WARSAW (Reuters) -The new U.S. tariffs on European products could cost Poland around 8 billion zlotys ($2.16 billion), according to preliminary estimates, Polish Prime Minister Donald Tusk said on Tuesday.
“The losses will be significant on both sides of the Atlantic, but a tough trade agreement is better than a senseless tariff war between allies,” he wrote on social media platform X.
The U.S. struck a framework trade agreement with the European Union on Sunday, imposing a 15% import tariff on most EU goods – around half the threatened rate – and averting a bigger trade war between the two allies that account for almost a third of global trade.
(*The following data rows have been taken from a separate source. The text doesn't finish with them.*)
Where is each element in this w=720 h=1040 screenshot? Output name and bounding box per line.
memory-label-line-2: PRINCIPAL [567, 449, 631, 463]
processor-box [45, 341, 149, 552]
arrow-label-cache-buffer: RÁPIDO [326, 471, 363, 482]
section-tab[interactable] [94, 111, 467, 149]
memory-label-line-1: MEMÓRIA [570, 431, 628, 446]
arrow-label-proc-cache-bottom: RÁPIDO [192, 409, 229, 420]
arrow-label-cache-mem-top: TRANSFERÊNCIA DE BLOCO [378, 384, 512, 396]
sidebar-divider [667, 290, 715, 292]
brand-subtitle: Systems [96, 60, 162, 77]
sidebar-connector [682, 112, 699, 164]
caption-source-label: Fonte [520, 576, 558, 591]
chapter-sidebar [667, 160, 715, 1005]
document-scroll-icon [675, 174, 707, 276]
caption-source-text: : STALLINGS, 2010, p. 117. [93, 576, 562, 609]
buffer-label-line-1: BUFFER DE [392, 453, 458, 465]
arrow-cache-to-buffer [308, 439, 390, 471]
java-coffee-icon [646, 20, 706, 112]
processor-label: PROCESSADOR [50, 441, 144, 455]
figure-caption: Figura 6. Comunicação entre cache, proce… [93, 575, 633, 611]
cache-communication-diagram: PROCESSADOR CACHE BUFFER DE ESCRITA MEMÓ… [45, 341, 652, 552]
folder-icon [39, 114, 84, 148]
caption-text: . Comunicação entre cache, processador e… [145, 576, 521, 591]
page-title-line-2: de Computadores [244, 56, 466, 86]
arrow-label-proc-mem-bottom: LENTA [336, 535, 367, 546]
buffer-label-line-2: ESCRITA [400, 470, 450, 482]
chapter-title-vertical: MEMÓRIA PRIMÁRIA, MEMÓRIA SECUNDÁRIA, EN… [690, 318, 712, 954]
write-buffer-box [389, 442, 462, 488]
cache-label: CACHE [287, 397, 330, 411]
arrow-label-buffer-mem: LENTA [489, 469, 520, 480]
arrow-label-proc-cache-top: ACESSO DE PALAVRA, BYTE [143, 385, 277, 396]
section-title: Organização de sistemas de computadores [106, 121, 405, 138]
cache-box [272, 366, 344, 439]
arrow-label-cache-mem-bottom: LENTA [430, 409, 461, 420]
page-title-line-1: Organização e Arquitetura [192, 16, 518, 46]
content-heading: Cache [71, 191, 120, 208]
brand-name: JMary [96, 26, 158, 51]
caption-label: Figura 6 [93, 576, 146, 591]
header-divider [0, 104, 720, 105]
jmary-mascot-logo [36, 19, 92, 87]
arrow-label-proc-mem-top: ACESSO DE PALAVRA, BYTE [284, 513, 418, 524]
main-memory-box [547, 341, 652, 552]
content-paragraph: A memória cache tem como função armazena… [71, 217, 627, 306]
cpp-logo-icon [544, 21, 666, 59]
Poland does not export many products directly to the United States, but expects to suffer knock-on effects as Polish companies are often subcontractors, and for instance, export car parts to Germany, which exports finished cars to the United States.
The new 15% baseline tariff on U.S. imports includes cars, a mainstay of central European exports. Although below a threatened 27.5%, it is a big increase on the 2.5% before U.S. President Donald Trump embarked on his global tariff announcements following his return to office in January.
Other countries in Central Europe also said the deal had eliminated uncertainty that has disrupted transatlantic trade, but said they expected a hit from the new tariffs.
The Czech finance ministry said on Tuesday U.S. tariffs will slow Czech economic growth by 0.2 percentage points for the remainder of the year and by 0.39 percentage points in 2026, citing preliminary estimates.